Background and aims: Crohn's disease negatively affects patients' quality of life and ability to work. We investigated the impact of adalimumab on work productivity, daily activities, and quality of life in an open-label trial (N=945). The population comprised both infliximab-naïve and -exposed patients, including infliximab primary non-responders.
Methods: Patients received adalimumab induction therapy (160 mg/80 mg at Weeks 0/2), followed by adalimumab 40 mg every other week for up to 20 weeks (patients with flares/non-response could receive 40 mg weekly at/after Week 12). The Work Productivity and Activity Impairment Questionnaire and Short Inflammatory Bowel Disease Questionnaire were assessed. Indirect cost savings were estimated based on the average work productivity improvements at Week 20.

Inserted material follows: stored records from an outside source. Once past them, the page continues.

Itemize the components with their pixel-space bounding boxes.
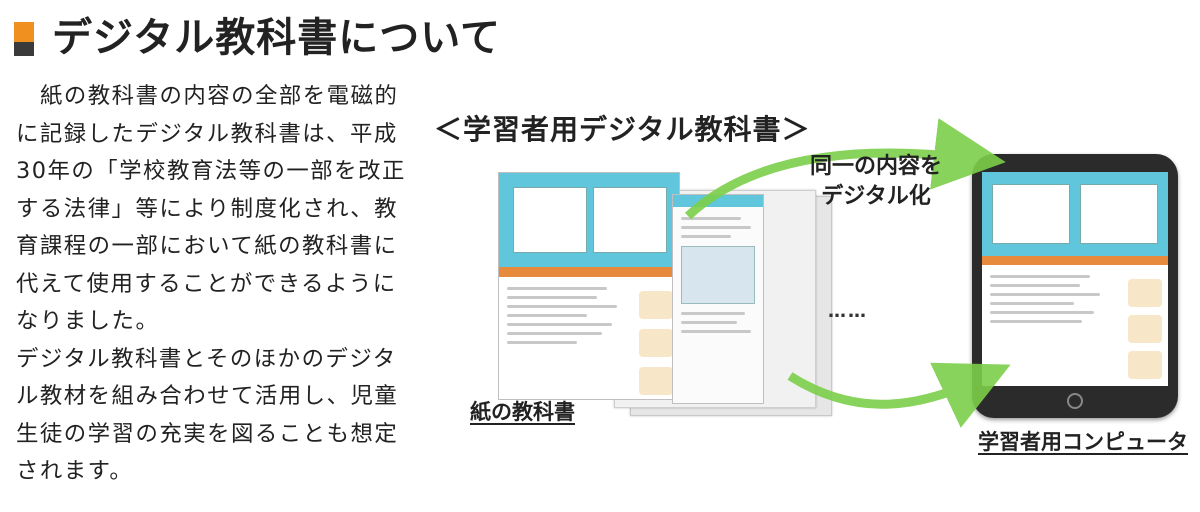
paragraph-1: 紙の教科書の内容の全部を電磁的に記録したデジタル教科書は、平成30年の「学校教育… [16,83,406,334]
section-heading: デジタル教科書について [14,6,501,62]
flow-label-line2: デジタル化 [821,184,931,209]
body-text: 紙の教科書の内容の全部を電磁的に記録したデジタル教科書は、平成30年の「学校教育… [16,78,406,491]
paragraph-2: デジタル教科書とそのほかのデジタル教材を組み合わせて活用し、児童生徒の学習の充実… [16,345,399,485]
bottom-arrow [787,362,1011,428]
home-button [1067,393,1083,409]
tablet-screen [982,172,1168,386]
tablet-caption: 学習者用コンピュータ [978,430,1188,454]
conversion-arrows [684,118,1011,428]
paper-textbook-caption: 紙の教科書 [470,400,575,424]
flow-label-line1: 同一の内容を [809,154,942,179]
ellipsis: …… [828,301,868,322]
tablet-device [972,154,1178,418]
page-title: デジタル教科書について [52,15,501,61]
heading-marker [14,22,34,56]
top-arrow [684,118,1006,220]
textbook-page-left [498,172,680,400]
figure-title: ＜学習者用デジタル教科書＞ [434,113,811,146]
digital-textbook-figure: ＜学習者用デジタル教科書＞ …… [430,108,1200,512]
flow-label: 同一の内容を デジタル化 [786,152,966,212]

Results: Mean baseline scores indicated severe productivity impairment and poor quality of life. At Week 20, 60% of infliximab-naïve and 47% of infliximab primary non-responders achieved clinically important improvements (≥9 points) on the Short Inflammatory Bowel Disease Questionnaire, and 51% and 43%, respectively, achieved the minimum clinically important difference (improvement ≥7 percentage points) for total work productivity impairment (non-responder imputation). At Week 20, 64% of infliximab-naïve and 55% of infliximab primary non-responders achieved clinically important improvements in total activity impairment. Estimated 20-week total indirect productivity-related cost savings were €3070 per infliximab-naïve patient and €2059 per infliximab-exposed patient.
Conclusions: Adalimumab therapy significantly improved work productivity and disease-specific quality of life for patients with moderate to severe Crohn's disease. Patients who failed prior infliximab therapy and patients naïve to infliximab benefited from adalimumab, with potentially greater benefits for infliximab-naïve patients (NCT00409617).